Help with following REGEX, how to ignore GOTO, but match GO RRS feed

  • Question

  • Hi,

    I have the following Regular expression for helping to parse TSQL scripts.

    System.Text.RegularExpressions.Regex r = new System.Text.RegularExpressions.Regex(@"^(\s|\t)*go(\s\t)?.*",
                  System.Text.RegularExpressions.RegexOptions.Multiline | System.Text.RegularExpressions.RegexOptions.IgnoreCase);

    My issue is that if a SCRIPT contains GOTO it sees this as GO and makes a match which I would like to be ignored.  How can I match GO, but ignore GOTO?


    Friday, July 19, 2013 3:44 PM


  • There are a couple of techniques you might find helpful.  I suggest that you use what is effectively "whole word matching".  You can search for the anchor \b, which occurs at the boundary between a \w (alphanumeric character) and a \W (non-alphanumeric character).  Establishing that there is such an anchor at the beginning and end of a word effectively becomes whole word matching.

    pattern = @"\bGO\b";

    Another technique is to use a negative lookahead assertion.  Which would specifically eliminate just the one case of matching GO but not GOTO.  This would still allow GOT but not GOTOS.  Depending on the exact task, you may be able to make use of it.

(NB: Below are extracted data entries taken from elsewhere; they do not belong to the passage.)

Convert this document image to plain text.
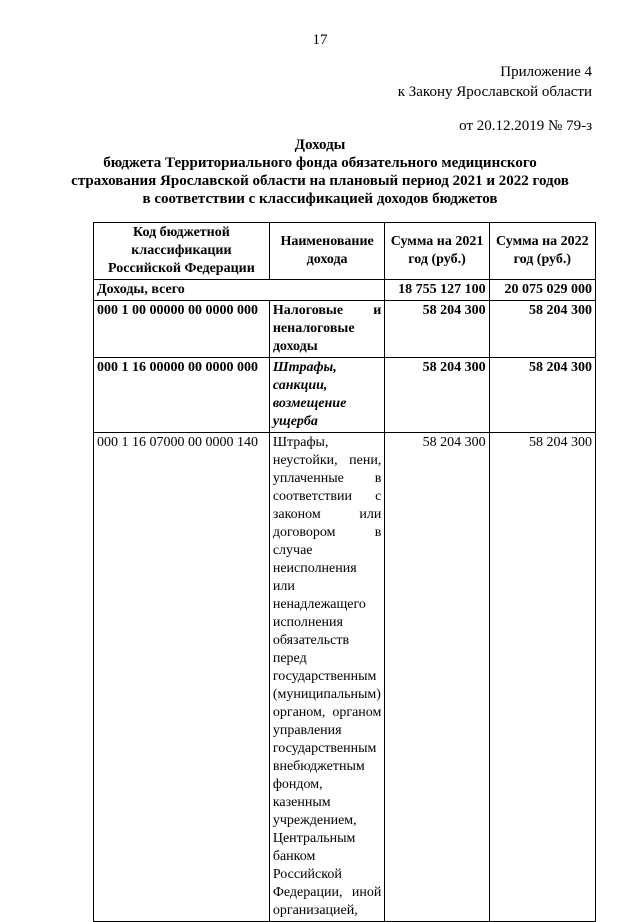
17
Приложение 4
к Закону Ярославской области
от 20.12.2019 № 79-з
Доходы
бюджета Территориального фонда обязательного медицинского
страхования Ярославской области на плановый период 2021 и 2022 годов
в соответствии с классификацией доходов бюджетов
Код бюджетной классификации Российской Федерации	Наименование дохода	Сумма на 2021 год (руб.)	Сумма на 2022 год (руб.)
Доходы, всего		18 755 127 100	20 075 029 000
000 1 00 00000 00 0000 000	Налоговые и неналоговые доходы	58 204 300	58 204 300
000 1 16 00000 00 0000 000	Штрафы, санкции, возмещение ущерба	58 204 300	58 204 300
000 1 16 07000 00 0000 140	Штрафы, неустойки, пени, уплаченные в соответствии с законом или договором в случае неисполнения или ненадлежащего исполнения обязательств перед государственным (муниципальным) органом, органом управления государственным внебюджетным фондом, казенным учреждением, Центральным банком Российской Федерации, иной организацией,	58 204 300	58 204 300
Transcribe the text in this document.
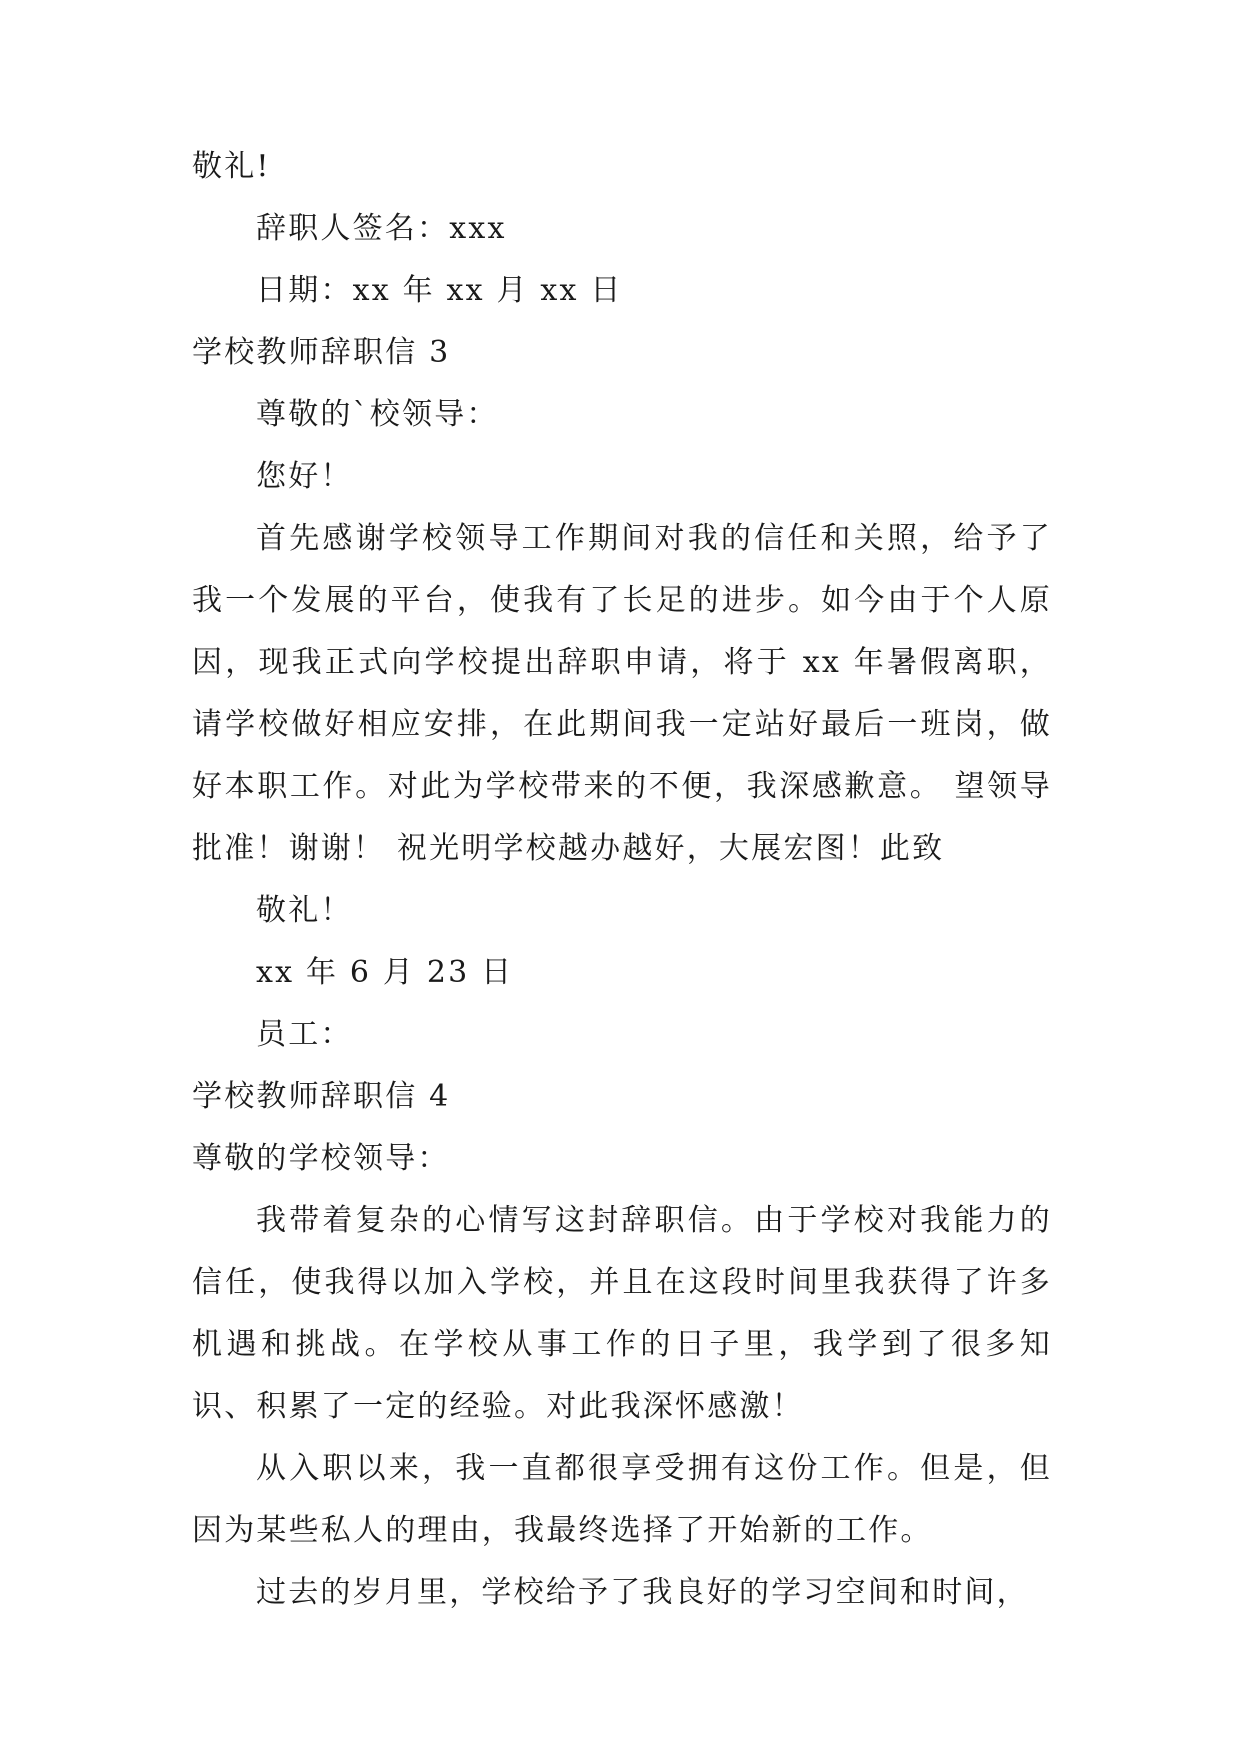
敬礼!
辞职人签名：xxx
日期：xx 年 xx 月 xx 日
学校教师辞职信 3
尊敬的`校领导：
您好！
首先感谢学校领导工作期间对我的信任和关照，给予了我一个发展的平台，使我有了长足的进步。如今由于个人原因，现我正式向学校提出辞职申请，将于 xx 年暑假离职，请学校做好相应安排，在此期间我一定站好最后一班岗，做好本职工作。对此为学校带来的不便，我深感歉意。 望领导批准！谢谢！ 祝光明学校越办越好，大展宏图！此致
敬礼！
xx 年 6 月 23 日
员工：
学校教师辞职信 4
尊敬的学校领导：
我带着复杂的心情写这封辞职信。由于学校对我能力的信任，使我得以加入学校，并且在这段时间里我获得了许多机遇和挑战。在学校从事工作的日子里，我学到了很多知识、积累了一定的经验。对此我深怀感激！
从入职以来，我一直都很享受拥有这份工作。但是，但因为某些私人的理由，我最终选择了开始新的工作。
过去的岁月里，学校给予了我良好的学习空间和时间，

    pattern = @"GO(?!TO)";

    But for your exact example, I expect it could likely be repaired with the least changes to the current functionality by adding a \b after the go.

    pattern = @"^(\s|\t)*go\b(\s\t)?.*";

    Extra Info

    Now I'll offer a few unsolicited critiques. (Please forgive me, but it may be helpful to other readers.)

    A tab is whitespace, so the \s character class is a strict superset of the \t character class.  Meaning it's redundant to specify (\s|\t) because (\s) is the same thing.

    pattern = @"^(\s)*go\b(\s)?.*";

    It seems likely that you weren't worried about the captures either; you were just validating.  The ()'s are not necessary at this point and you likely weren't intending to capture them separately.  So this is probably the same for your purposes:

    pattern = @"^\s*go\b\s?.*";

    And \s?.* is the same as .* so you can simplify that too.

    pattern = @"^\s*go\b.*";

    And since it matches the beginning and is greedy at the end. if you're not matching the end of string as well, then this simply return true or false and if true, the match will be the input string.  So this validation is equivalent, provided you use the input text and not the match text.

    pattern = @"^\s*go\b";

    • Marked as answer by Min Zhu Friday, July 26, 2013 1:35 AM
    Friday, July 19, 2013 5:13 PM